SWIR camera

Exocet SWIR short wave infrared InGaAs camera

The Exocet SWIR camera is a cost effective High resolution,
ultra sensitive HD SWIR (Short Wave Infrared) camera system used for laser detection, night vision, industrial and commercial inspection applications.

 

1. Seamless image acquisition covering a wide range from visible to HD SWIR
2. Broadband VIS-NIR-SWIR 400-1700 nm wavelength high resolution, high sensitivity imaging system
3. Advanced InGaAs technology
4. Remain invisible which painting targets of interest
5. Cost effective broadband multi wavelength SWIR camera for sale
6. Ultra High sensitivity short wave infrared IR camera used for a wide variety of applications like cutting through atmospheric clutter, military, security, ISR, night vision to specialty inspections
7. High-resolution HD 1280 x 1024
8. Supports both GigE and CameraLink interfaces.
9. Robust digital night vision with sky glow absorption
10. See spot out of band IR JTAC 1064 laser detection
11. Multiple Exotic uses that require specialty broad-band imaging camera systems for ISR  related to commercial, industrial, law enforcement, homeland security and military applications.
12. Outstanding performance, sensitivity and reliability.

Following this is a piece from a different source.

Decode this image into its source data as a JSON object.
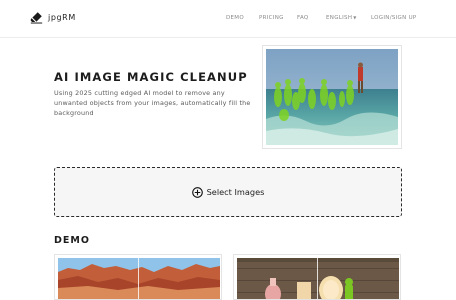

There has been an increasing  need for more accurate SWIR cameras in the field of Night vision, surveillance, laser detection, security, semiconductor, agricultural, foods, and medical to name a few. The newly developed advanced Exocet SWIR camera allows for VIS-NIR and SWIR bands to be covered by one robust camera. Short Wave Infrared (SWIR) cameras are ideal for outdoor surveillance applications requiring imaging in low light or for seeing through fog or smoke.  SWIR cameras also excel at material inspection and quality assurance tasks such as photovoltaic and semiconductor inspection.  Laser Detection & Characterization applications like component alignment and laser beam profiling are also well suited to SWIR cameras.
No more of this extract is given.